Il a du mordant, mais ne blesse pas
Les discussions sur l’initiative «Entreprises responsables» vont se poursuivre pendant la session de printemps. L’initiative elle-même est impraticable, c’est sûr. Elle introduirait une réglementation qui marginaliserait la Suisse et ses entreprises à l’échelle internationale. La responsabilité pour le comportement de tiers rendrait les entreprises suisses vulnérables. Elles pourraient être la cible de chantages au procès.
L’initiative permettrait d’engager des poursuites judiciaires contre des entreprises, poursuites que les ONG pourraient accompagner avec une campagne médiatique. Des acteurs aux intentions malhonnêtes, des concurrents étrangers agressifs par exemple, sauraient en tirer parti. Les entreprises suisses devraient, même sans avoir commis de faute, répondre des actes de tiers, par exemple de fournisseurs considérés comme dépendants. Elles seraient pratiquement condamnées dans les médias dès le dépôt d’une plainte. Une responsabilité ainsi conçue serait sans précédent à l’échelle mondiale. Comme l’a expliqué le Conseil fédéral dans son message, l’initiative pénaliserait la place économique suisse.
Les entreprises seraient pratiquement condamnées dans les médias dès le dépôt d’une plainte
Le Conseil national a proposé un contre-projet légèrement moins excessif pour transposer les mécanismes de l’initiative dans la loi. Mais le problème reste. L’initiative fait fi des standards internationaux et ne prévoit aucun garde-fou pour éviter l’usage abusif de ses instruments. Elle est donc aussi dommageable pour les entreprises suisses, même sous une forme moins radicale. Le contre-projet du Conseil national n’est pas coordonné à l’échelle internationale et constituerait donc une solution unique au monde dommageable pour la Suisse. Il ouvre lui aussi la porte à des actions contre les entreprises suisses.
Une initiative qui fait fi des standards internationaux serait également dangereuse pour les entreprises suisses, même sous une forme moins radicale
Le Conseil fédéral a clairement mis en garde l’opinion publique contre les risques que renferment l’initiative et le contre-projet. Il a ainsi contribué à la décision du Conseil des États d’élaborer un contre-projet se fondant sur les réglementations actuelles et en préparation à l’étranger – en particulier au sein de l’UE. Le contre-projet finalement adopté par le Conseil des États établit des obligations de diligence raisonnable strictes dans le domaine du travail des enfants et des minerais issus de zones de conflit ainsi que des obligations de reporting étendues.
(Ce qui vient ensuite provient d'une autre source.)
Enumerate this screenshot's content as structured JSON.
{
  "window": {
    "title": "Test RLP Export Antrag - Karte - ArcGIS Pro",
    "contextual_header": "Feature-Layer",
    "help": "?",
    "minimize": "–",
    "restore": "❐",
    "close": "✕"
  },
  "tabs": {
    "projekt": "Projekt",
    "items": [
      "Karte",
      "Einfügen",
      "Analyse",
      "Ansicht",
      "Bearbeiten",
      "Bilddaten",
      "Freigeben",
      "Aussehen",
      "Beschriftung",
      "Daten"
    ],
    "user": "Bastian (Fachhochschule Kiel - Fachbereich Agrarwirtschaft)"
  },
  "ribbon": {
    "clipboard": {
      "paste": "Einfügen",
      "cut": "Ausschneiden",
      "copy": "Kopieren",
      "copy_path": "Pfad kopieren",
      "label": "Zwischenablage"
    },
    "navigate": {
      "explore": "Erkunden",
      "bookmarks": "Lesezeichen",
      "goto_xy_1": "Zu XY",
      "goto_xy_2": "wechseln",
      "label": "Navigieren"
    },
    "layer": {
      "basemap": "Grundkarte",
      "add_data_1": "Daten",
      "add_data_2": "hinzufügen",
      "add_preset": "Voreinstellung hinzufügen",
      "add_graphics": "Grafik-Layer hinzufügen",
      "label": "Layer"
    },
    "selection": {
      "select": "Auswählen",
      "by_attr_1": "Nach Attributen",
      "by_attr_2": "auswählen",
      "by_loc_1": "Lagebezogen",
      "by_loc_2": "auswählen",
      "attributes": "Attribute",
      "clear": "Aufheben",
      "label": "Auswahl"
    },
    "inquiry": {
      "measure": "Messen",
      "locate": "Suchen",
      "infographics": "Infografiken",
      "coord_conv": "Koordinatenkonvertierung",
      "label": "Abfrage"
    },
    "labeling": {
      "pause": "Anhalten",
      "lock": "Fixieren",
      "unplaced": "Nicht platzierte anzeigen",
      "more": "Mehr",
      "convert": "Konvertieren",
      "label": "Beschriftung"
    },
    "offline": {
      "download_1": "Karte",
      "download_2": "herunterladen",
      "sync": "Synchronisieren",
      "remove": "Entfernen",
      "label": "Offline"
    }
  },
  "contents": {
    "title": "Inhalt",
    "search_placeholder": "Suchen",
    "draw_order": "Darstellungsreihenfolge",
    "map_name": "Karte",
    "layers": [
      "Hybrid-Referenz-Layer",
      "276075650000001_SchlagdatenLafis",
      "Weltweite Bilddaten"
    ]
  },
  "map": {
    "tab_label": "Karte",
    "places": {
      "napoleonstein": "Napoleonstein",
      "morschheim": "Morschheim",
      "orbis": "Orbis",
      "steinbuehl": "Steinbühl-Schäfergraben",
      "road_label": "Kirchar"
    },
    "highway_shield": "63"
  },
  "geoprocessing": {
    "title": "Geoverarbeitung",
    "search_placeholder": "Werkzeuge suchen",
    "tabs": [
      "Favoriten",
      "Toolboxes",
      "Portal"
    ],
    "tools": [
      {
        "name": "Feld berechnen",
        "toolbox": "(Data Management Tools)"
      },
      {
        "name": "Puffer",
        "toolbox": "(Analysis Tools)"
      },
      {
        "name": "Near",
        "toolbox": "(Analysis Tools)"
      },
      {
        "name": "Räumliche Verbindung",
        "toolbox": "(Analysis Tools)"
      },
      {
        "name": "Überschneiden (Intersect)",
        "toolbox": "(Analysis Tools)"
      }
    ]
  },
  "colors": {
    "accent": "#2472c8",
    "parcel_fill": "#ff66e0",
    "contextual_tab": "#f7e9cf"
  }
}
Il s’appuie sur la mise en œuvre des principes directeurs et des objectifs de développement durable de l’ONU. Ce contre-projet exige vraiment beaucoup des entreprises suisses sur des aspects centraux de la responsabilité des entreprises. Elles doivent éviter le travail des enfants dans leurs chaînes de valeur. Cela semble la moindre des choses, mais dans la pratique cela requiert une traçabilité minutieuse des achats. Ces obligations de diligence raisonnables contraignantes représentent un défi bien plus important que du simple reporting. En matière de travail des enfants, aucun pays ne va actuellement aussi loin que ce contre-projet, pas même les Pays-Bas qui ont pourtant inspiré ce modèle. La réglementation n’est pas dépourvue de mordant, comme l'affirment les initiants, loin de là. Mettre en place un contrôle sans faille des chaînes de valeur est un casse-tête pour les entreprises suisses. Cela dit, l’économie est prête à accepter le contre-projet du Conseil des États. Hans-Ueli Vogt, conseiller national zurichois et architecte de la solution du Conseil national, confirme dans la NZZ que le contre-projet du Conseil des États n’est pas un tigre de papier.
Un vrai compromis
Les mesures prévues par le contre-projet du Conseil des États sont en phase avec les développements internationaux. Cela devrait être un motif suffisant pour que le Parlement le soutienne. Il s’agit d’un vrai compromis, qui évite les erreurs de l’initiative et du contre-projet du Conseil national. Il a le mérite de ne pas marginaliser la place économique suisse.